I think it's great - half the draw of the fediverse is finding a new home, soon I'm going to start trying out some small servers and hopefully get to know some people alongside my accounts replacing the endless posts of Reddit (but with better quality IMO)

If a big wave comes all at once, it'll change the culture overnight. Small servers might close registration to preserve what they have, bigger ones might grow into it, but it also might be enough people to give the entire fediverse the feel of Reddit refugees

Once the culture becomes more stable, we're more likely to teach them the Lemmy way rather than rebuilding Reddit... It'll change no matter what as it grows, but the more gradual and organic the growth the healthier the community

[–] FoxAndKitten 2 points 1 year ago

There's a Linux phone by pine, people on here seem to like them a lot. I wanna get their $30 watch and $200 tablet when I get some cash - it seems like they make all the things I've always wanted, super hackable Linux hardware in a nice form factor and low price

The specs on their phones don't look amazing, but the cheapest one is $100 - low enough I might give it a try if I like their other stuff. Now, if only they'd make a hud that drives your phone without shooting for head tracking... Just something you can read and scroll with

[–] FoxAndKitten 2 points 1 year ago (1 children)

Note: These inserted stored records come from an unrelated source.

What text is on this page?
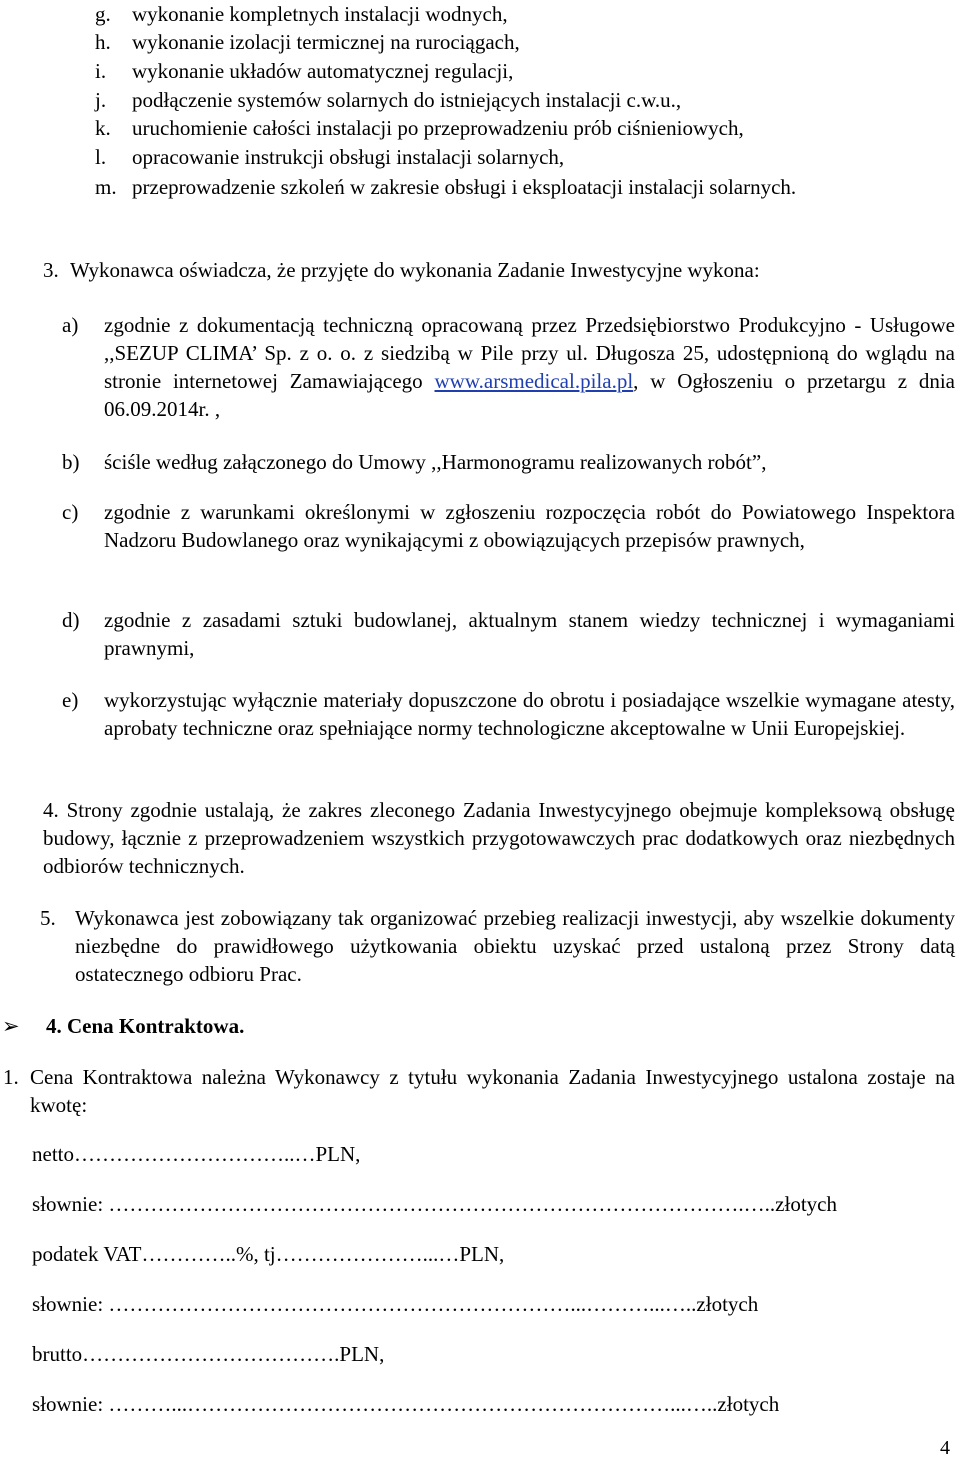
g. wykonanie kompletnych instalacji wodnych,
h. wykonanie izolacji termicznej na rurociągach,
i. wykonanie układów automatycznej regulacji,
j. podłączenie systemów solarnych do istniejących instalacji c.w.u.,
k. uruchomienie całości instalacji po przeprowadzeniu prób ciśnieniowych,
l. opracowanie instrukcji obsługi instalacji solarnych,
m. przeprowadzenie szkoleń w zakresie obsługi i eksploatacji instalacji solarnych.
3. Wykonawca oświadcza, że przyjęte do wykonania Zadanie Inwestycyjne wykona:
a) zgodnie z dokumentacją techniczną opracowaną przez Przedsiębiorstwo Produkcyjno - Usługowe ,,SEZUP CLIMA’ Sp. z o. o. z siedzibą w Pile przy ul. Długosza 25, udostępnioną do wglądu na stronie internetowej Zamawiającego www.arsmedical.pila.pl, w Ogłoszeniu o przetargu z dnia 06.09.2014r. ,
b) ściśle według załączonego do Umowy ,,Harmonogramu realizowanych robót”,
c) zgodnie z warunkami określonymi w zgłoszeniu rozpoczęcia robót do Powiatowego Inspektora Nadzoru Budowlanego oraz wynikającymi z obowiązujących przepisów prawnych,
d) zgodnie z zasadami sztuki budowlanej, aktualnym stanem wiedzy technicznej i wymaganiami prawnymi,
e) wykorzystując wyłącznie materiały dopuszczone do obrotu i posiadające wszelkie wymagane atesty, aprobaty techniczne oraz spełniające normy technologiczne akceptowalne w Unii Europejskiej.
4. Strony zgodnie ustalają, że zakres zleconego Zadania Inwestycyjnego obejmuje kompleksową obsługę budowy, łącznie z przeprowadzeniem wszystkich przygotowawczych prac dodatkowych oraz niezbędnych odbiorów technicznych.
5. Wykonawca jest zobowiązany tak organizować przebieg realizacji inwestycji, aby wszelkie dokumenty niezbędne do prawidłowego użytkowania obiektu uzyskać przed ustaloną przez Strony datą ostatecznego odbioru Prac.
➢ 4. Cena Kontraktowa.
1. Cena Kontraktowa należna Wykonawcy z tytułu wykonania Zadania Inwestycyjnego ustalona zostaje na kwotę:
netto…………………………..…PLN,
słownie: ……………………………………………………………………………….…..złotych
podatek VAT…………..%, tj…………………...…PLN,
słownie: …………………………………………………………...………...…..złotych
brutto……………………………….PLN,
słownie: ………...……………………………………………………………...…..złotych
4
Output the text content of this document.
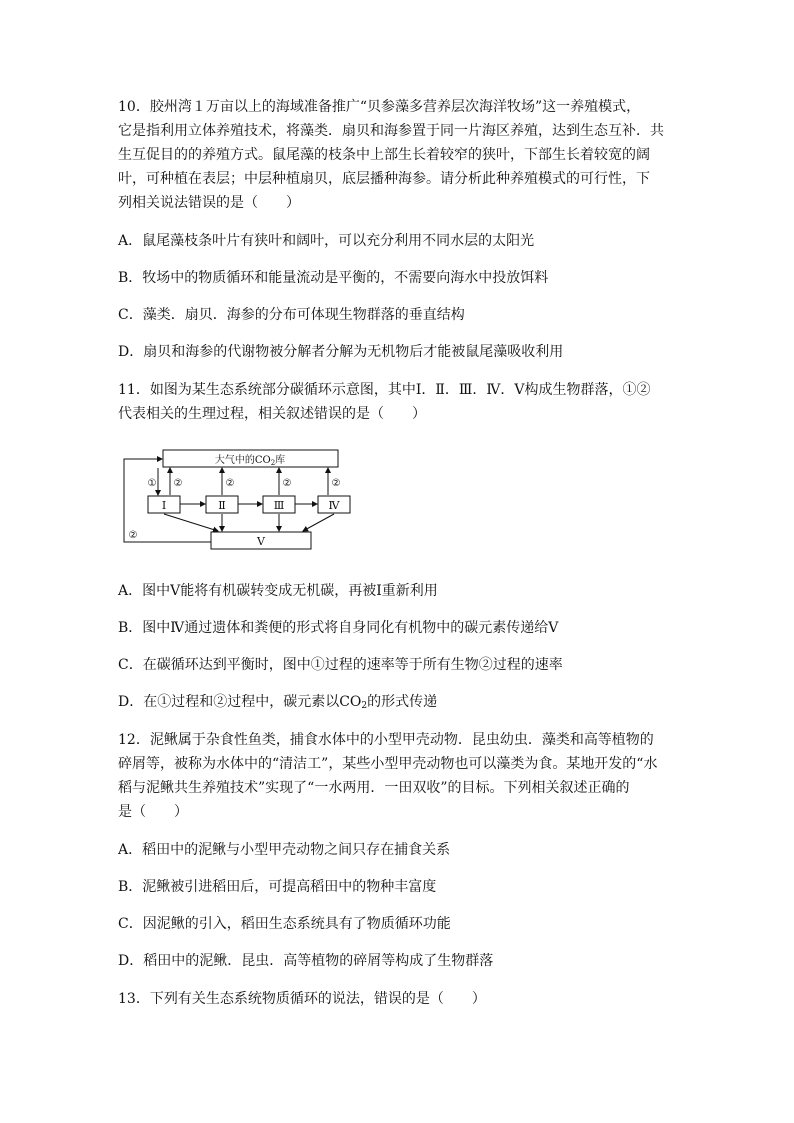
10．胶州湾１万亩以上的海域准备推广“贝参藻多营养层次海洋牧场”这一养殖模式，

它是指利用立体养殖技术，将藻类．扇贝和海参置于同一片海区养殖，达到生态互补．共

生互促目的的养殖方式。鼠尾藻的枝条中上部生长着较窄的狭叶，下部生长着较宽的阔

叶，可种植在表层；中层种植扇贝，底层播种海参。请分析此种养殖模式的可行性，下

列相关说法错误的是（　　）

A．鼠尾藻枝条叶片有狭叶和阔叶，可以充分利用不同水层的太阳光

B．牧场中的物质循环和能量流动是平衡的，不需要向海水中投放饵料

C．藻类．扇贝．海参的分布可体现生物群落的垂直结构

D．扇贝和海参的代谢物被分解者分解为无机物后才能被鼠尾藻吸收利用

11．如图为某生态系统部分碳循环示意图，其中Ⅰ．Ⅱ．Ⅲ．Ⅳ．Ⅴ构成生物群落，①②

代表相关的生理过程，相关叙述错误的是（　　）

大气中的$CO_2$库
Ⅰ	Ⅱ	Ⅲ	Ⅳ
Ⅴ
① ②	②	②	②
②

A．图中Ⅴ能将有机碳转变成无机碳，再被Ⅰ重新利用

B．图中Ⅳ通过遗体和粪便的形式将自身同化有机物中的碳元素传递给Ⅴ

C．在碳循环达到平衡时，图中①过程的速率等于所有生物②过程的速率

D．在①过程和②过程中，碳元素以$CO_2$的形式传递

12．泥鳅属于杂食性鱼类，捕食水体中的小型甲壳动物．昆虫幼虫．藻类和高等植物的

碎屑等，被称为水体中的“清洁工”，某些小型甲壳动物也可以藻类为食。某地开发的“水

稻与泥鳅共生养殖技术”实现了“一水两用．一田双收”的目标。下列相关叙述正确的

是（　　）

A．稻田中的泥鳅与小型甲壳动物之间只存在捕食关系

B．泥鳅被引进稻田后，可提高稻田中的物种丰富度

C．因泥鳅的引入，稻田生态系统具有了物质循环功能

D．稻田中的泥鳅．昆虫．高等植物的碎屑等构成了生物群落

13．下列有关生态系统物质循环的说法，错误的是（　　）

I can't edit in the app I'm testing out, but I'll add a qualifier after hearing the pejorative connotations (I literally first heard the word last week and am looking for context)

I'd love to hear the take on the definition of the term tankies by someone who believes others would push the term on them

[–] FoxAndKitten 1 points 1 year ago (3 children)

Fair enough, a pejorative term for what exactly though? The most nuanced answer I've gotten is from a proponent of communism who pointed at the authoritarian bent to it... Which seems super weird to me.

The way I see it, a bureaucracy has more leeway in allocating goods the higher up you go, which is very literal administrative capitol - it's totally in conflict with the core concept of Marx, which is a person getting the fruits of their own labor, and no one getting to milk others (which is really the only way to get much inequality)

I'm a lot more critical of lennonists. While on the surface it imitates capitalism's ability to optimize production (and with a more aligned goal, minimizing scarcity instead of maximizing the supply-demand equation), it also reintroduces the alignment problem. As you scale up, individual action and ideological beliefs become blips in the data, and the super organism created through humans arranged in the structure.

Individuals have a perverse incentive to maximize their own authority, the number of people under them, and the scale of their operations - by doing that they appear more meritocratous and are more likely to move up the hierarchy. Eventually someone gets the idea to fudge the numbers, and since the metrics are too complex to spot this in a spreadsheet, the most widely selected for skill to move up the ladder is to distort (or spin) the numbers so an individual appears to be serving a greater need than what actually exists.

Lennon's theory is great, the more centralized the distribution, the greater the potential for optimization - but it ignores the emergent properties that appear when humans form an entity too complex for individual humans to grasp the full picture. You can reign in the worst excesses through watchdogs and harsh punishments, but ultimately that just becomes another layer for power to concentrate. You can keep layering and slow down the rot, but it's a fundamental alignment problem - either you purposely concentrate the power in a person or group and regress to autocracy, or you constantly keep adding layers of checks and balances (which eats away at the efficiency gains)

So I see a fundamental contradiction here, which is why I can get behind techno-communism with intelligent agents running the show, or I can get behind decentralizing the system and creating something more anarchistic (or ideally, both), but Lennon always seemed to me to be a smart architect given a problem with a scale and an urgency beyond his abilities

Or am I missing something fundamental?